The cryo-EM structures of tau filaments from individuals with end-stage AD do not tell us how the assembly process may have started. Since tau is hydrophilic [40], it is not surprising that the formation of filaments by recombinant protein requires cofactors, such as heparin [19, 31]. Negatively charged cofactors and/or chemical modifications of tau may be needed for the ordered assembly of tau into filaments in human brain. The extra densities bordering the positively charged side chains of solvent-exposed amino acids in the cryo-EM maps of PHFs and SFs from all four cases may be such factors. Once a seed has formed, tau may be able to assemble and propagate [23, 28], which may also require such cofactors and/or chemical modifications.
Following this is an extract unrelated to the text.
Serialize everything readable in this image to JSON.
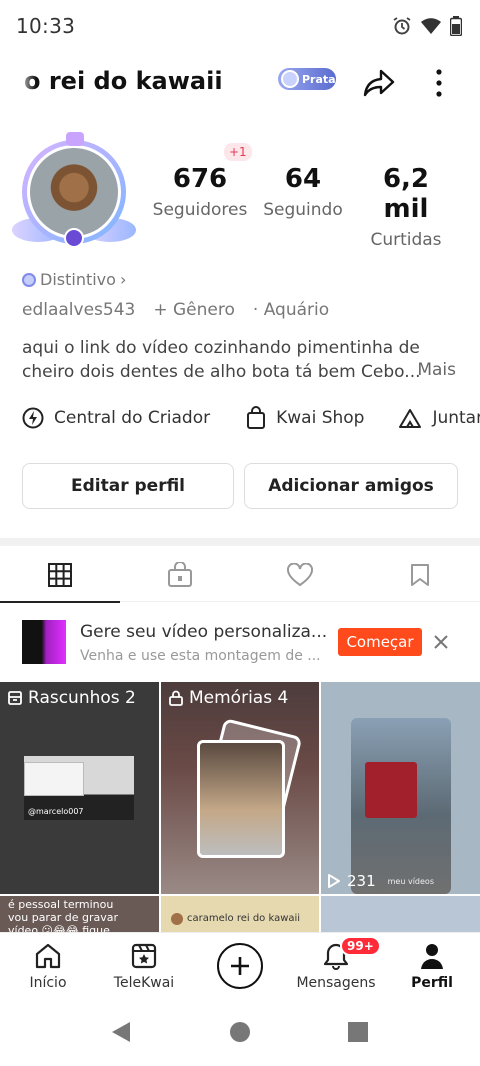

In a mouse model transgenic for human mutant P301S tau, short tau filaments had the greatest seeding activity in non-neuronal cells expressing full-length human P301S tau [25]. It remains to be seen if this is also the case for AD.

The present findings suggest that the filament cores from multiple brain regions of sporadic and inherited cases of AD, as well as of atypical sporadic cases, contain identical tau sequences. They are consistent with the existence of a common fold for tau filaments in AD. Tau is an intracellular protein. Its accumulation may involve mechanisms that differ from those that facilitate the seeding of proteins that form amyloids extracellularly. For PrPSc and Aβ, structurally heterogeneous assemblies, also referred to as conformational clouds, have been described [7, 32, 39]. Knowledge of the structural differences between assemblies of PrPSc and Aβ must await the determination of their high-resolution structures from brain.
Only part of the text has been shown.